Но я не знаю ничего менее христианского, чем католицизм Барбэ д'Оревильи. Он похож на перо на шляпе мушкатера. Я вижу, что г-н д'Оревильи носит Бога, как кокарду на своей шляпе. Но в сердце? Не знаю.
Все его творения проникнуты чувствами диаметрально противоположными тем, которые должен бы был испытывать истинный сын церкви. Грешники имеют всегда невыразимое очарование для Барбэ д'Оревильи. Он не допускает, чтобы грешник был ничтожеством. Он всегда снабжает их удивительными талантами. Он их видит грандиозными, он их любит, он удивляется им. Почти все герои романов, написанных этим христианином, – атеисты. Он созерцает их с ужасом, преисполненным тайной нежности. Он всегда очарован дьяволом.
Но если немного сомнения примешивается к его наивной и неудержимой симпатии к грешникам, то уже с полной беззаветностью, беспримесной любовью любит он и славит знаменитых денди, великих светских людей, глубоких виверов, непостижимых Дон-Жуанов.
Идеал его жизни сплавлен из Бенвенуто Челлини, герцога Ришелье и Джорджа Брёммеля».77
Вот слова ПолядеСен-Виктора:
«Воинствующая церковь не имела борца более дерзновенного, чем этот Тамплиер пера, чья наступательная критика есть постоянный крестовый поход.
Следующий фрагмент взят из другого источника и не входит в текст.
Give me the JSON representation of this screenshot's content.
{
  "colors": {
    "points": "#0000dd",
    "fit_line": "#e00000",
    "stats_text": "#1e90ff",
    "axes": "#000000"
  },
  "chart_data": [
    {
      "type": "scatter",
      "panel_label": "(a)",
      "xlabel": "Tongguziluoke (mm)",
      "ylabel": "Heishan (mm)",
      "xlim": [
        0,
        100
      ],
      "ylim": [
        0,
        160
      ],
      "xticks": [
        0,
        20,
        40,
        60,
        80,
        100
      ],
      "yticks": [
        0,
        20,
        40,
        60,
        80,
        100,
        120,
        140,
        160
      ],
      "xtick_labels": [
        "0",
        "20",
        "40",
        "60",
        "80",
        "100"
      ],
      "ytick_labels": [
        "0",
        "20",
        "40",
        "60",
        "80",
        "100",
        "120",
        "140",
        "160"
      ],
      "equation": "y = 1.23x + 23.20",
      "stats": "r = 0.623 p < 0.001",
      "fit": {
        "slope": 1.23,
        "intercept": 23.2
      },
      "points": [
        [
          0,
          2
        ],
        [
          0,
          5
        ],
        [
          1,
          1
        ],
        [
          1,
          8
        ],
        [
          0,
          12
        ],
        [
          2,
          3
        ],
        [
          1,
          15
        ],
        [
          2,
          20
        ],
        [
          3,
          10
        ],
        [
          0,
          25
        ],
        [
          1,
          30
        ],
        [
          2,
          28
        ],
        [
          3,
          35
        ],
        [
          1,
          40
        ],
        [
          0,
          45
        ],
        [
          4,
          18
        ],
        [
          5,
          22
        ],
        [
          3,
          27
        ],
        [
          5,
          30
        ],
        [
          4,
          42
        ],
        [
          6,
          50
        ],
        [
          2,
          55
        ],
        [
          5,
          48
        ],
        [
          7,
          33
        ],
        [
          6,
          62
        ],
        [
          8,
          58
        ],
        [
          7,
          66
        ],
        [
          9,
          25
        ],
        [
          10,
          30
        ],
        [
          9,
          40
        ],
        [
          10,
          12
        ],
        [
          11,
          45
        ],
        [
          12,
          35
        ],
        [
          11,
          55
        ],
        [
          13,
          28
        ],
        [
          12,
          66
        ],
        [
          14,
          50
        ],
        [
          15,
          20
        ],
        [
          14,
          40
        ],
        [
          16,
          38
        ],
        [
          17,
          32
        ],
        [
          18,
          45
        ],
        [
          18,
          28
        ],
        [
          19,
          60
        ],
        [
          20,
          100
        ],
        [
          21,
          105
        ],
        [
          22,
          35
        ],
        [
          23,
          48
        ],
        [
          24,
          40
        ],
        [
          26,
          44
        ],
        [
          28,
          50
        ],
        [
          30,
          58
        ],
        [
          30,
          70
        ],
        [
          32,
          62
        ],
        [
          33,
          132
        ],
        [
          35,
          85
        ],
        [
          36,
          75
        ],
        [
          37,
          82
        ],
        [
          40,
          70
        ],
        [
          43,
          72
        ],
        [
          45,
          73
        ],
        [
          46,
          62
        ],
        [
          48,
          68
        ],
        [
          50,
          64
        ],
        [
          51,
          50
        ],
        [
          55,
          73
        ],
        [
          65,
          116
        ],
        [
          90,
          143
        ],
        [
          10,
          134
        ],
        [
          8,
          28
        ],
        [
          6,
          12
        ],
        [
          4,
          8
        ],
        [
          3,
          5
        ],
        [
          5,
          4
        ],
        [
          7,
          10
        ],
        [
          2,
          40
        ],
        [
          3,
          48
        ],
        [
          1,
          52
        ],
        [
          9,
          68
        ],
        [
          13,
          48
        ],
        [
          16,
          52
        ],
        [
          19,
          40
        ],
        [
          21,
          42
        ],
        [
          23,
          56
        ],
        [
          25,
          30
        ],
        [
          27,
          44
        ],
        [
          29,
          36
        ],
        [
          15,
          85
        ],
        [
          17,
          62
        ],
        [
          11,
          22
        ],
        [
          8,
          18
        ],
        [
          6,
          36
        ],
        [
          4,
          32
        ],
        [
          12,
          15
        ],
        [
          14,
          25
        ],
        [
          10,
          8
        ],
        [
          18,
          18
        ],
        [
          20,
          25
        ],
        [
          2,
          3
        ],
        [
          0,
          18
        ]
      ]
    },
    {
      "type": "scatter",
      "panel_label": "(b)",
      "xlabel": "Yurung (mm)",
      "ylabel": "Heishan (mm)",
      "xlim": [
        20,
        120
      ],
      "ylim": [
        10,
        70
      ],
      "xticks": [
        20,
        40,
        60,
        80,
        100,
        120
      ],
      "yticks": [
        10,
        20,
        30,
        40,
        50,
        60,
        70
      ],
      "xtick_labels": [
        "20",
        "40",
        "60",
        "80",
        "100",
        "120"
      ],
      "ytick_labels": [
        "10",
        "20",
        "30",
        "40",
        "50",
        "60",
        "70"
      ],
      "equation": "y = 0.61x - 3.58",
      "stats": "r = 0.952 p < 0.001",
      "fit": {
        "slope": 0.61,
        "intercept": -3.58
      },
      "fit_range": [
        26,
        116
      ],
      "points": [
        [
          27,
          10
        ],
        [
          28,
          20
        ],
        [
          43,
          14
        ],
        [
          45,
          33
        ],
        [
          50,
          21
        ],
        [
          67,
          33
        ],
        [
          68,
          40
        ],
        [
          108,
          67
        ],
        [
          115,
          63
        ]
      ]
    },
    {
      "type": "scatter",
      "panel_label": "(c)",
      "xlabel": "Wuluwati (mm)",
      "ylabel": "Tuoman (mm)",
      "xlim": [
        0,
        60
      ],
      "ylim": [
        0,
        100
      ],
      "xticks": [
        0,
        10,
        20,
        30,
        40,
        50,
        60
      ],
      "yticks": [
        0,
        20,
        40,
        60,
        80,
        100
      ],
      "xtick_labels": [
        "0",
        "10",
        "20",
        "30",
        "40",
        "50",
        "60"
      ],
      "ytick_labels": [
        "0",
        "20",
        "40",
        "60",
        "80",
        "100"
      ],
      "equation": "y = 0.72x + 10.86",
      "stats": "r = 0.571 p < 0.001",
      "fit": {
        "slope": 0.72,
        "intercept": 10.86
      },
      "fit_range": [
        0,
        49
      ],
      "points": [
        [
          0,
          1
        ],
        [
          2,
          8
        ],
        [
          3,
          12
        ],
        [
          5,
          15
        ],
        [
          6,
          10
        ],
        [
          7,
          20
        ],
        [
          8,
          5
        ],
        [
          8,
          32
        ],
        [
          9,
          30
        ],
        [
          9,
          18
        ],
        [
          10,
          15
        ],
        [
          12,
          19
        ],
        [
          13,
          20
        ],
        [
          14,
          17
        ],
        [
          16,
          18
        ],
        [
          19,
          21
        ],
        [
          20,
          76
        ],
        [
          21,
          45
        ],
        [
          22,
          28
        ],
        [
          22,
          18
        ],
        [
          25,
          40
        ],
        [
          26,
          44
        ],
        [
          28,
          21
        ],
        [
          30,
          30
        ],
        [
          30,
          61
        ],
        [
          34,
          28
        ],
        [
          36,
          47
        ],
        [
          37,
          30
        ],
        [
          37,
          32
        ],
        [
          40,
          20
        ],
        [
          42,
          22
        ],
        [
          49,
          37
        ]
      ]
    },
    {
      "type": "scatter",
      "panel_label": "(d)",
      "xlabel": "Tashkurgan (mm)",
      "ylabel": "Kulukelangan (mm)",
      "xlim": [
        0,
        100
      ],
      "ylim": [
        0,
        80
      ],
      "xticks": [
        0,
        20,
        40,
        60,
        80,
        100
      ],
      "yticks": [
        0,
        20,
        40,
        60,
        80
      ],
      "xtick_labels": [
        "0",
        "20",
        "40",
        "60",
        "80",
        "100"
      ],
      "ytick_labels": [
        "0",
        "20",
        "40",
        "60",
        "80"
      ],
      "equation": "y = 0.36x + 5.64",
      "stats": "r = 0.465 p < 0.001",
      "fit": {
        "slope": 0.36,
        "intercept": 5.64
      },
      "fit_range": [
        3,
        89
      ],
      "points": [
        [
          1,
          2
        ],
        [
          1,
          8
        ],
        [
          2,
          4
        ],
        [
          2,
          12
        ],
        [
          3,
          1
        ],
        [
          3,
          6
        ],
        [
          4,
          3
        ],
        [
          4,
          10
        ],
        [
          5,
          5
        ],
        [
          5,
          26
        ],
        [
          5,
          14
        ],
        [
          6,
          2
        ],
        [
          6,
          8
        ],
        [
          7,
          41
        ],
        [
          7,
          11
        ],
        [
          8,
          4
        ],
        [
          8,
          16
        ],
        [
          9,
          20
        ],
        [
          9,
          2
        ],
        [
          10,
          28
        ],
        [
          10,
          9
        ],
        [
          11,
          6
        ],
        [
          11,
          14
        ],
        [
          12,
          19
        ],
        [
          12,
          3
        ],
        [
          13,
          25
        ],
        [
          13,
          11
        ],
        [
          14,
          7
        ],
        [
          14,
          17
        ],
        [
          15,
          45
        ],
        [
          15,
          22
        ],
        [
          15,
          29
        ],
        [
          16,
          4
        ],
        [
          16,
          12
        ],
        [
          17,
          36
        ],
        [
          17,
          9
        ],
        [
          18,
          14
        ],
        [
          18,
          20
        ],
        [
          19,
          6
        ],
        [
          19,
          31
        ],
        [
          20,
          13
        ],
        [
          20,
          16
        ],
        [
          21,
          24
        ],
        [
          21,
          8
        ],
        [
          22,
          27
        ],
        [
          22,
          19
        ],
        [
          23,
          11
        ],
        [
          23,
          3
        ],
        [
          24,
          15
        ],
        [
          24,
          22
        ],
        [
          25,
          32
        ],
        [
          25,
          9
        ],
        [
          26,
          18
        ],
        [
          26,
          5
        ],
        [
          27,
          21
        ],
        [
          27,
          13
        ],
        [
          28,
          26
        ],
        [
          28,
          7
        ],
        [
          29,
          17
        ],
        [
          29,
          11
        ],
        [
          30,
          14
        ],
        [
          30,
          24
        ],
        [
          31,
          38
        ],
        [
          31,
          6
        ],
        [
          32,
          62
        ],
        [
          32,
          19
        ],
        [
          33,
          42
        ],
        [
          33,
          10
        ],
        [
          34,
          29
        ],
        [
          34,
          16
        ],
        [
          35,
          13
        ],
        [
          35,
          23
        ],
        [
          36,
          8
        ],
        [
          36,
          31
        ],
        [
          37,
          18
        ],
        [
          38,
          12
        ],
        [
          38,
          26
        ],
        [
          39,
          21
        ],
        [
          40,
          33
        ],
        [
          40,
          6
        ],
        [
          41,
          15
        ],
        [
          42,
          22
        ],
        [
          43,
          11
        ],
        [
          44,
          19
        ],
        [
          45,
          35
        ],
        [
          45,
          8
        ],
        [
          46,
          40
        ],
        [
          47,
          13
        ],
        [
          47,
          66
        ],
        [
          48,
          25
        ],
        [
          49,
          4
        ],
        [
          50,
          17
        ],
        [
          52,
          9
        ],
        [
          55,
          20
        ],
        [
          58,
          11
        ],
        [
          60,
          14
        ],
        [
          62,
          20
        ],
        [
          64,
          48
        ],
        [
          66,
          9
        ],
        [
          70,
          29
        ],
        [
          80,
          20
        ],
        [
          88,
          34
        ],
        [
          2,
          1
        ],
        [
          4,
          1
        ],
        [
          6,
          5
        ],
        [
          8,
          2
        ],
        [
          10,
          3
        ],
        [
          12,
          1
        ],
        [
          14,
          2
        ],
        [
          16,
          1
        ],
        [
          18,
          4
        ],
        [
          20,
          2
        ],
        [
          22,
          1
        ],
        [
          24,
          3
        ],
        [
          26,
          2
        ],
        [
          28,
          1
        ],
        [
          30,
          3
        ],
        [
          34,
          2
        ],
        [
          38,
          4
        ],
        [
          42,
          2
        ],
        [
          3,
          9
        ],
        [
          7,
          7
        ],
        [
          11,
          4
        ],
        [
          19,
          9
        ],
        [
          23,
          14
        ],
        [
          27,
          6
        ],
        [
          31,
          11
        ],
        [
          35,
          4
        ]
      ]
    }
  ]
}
Непобедимый полемист, он является в то же время писателем гордым и оригинальным. Художника-крестоносца, изобретателя и стилиста в нем можно отделить от борца и метателя парадоксов. Французский язык еще никогда, быть может, не был доведен до столь надменной парадоксальности. Это слияние грубости с изысканностью, насильничества с деликатностью, горечи с утонченностью.
Это напоминает те колдовские напитки, которые изготовлялись из цветов и змеиной слюны, из крови тигрицы и меда».
«Вот писатель-воин, – говорит Пеладан, – которому консервативная партия отказалась дать войска. Без скипетра, без солдат, без одобрения короля и папы, в изгнании и в опале, этот католик с улицы Русселе был последним Хоругвеносцем церкви, последним великим видамом Франции.
Теоретик рухнувшей старины, естественному течению революции и ее завоеваниям противопоставил он свою бесполезную, но героическую смелость.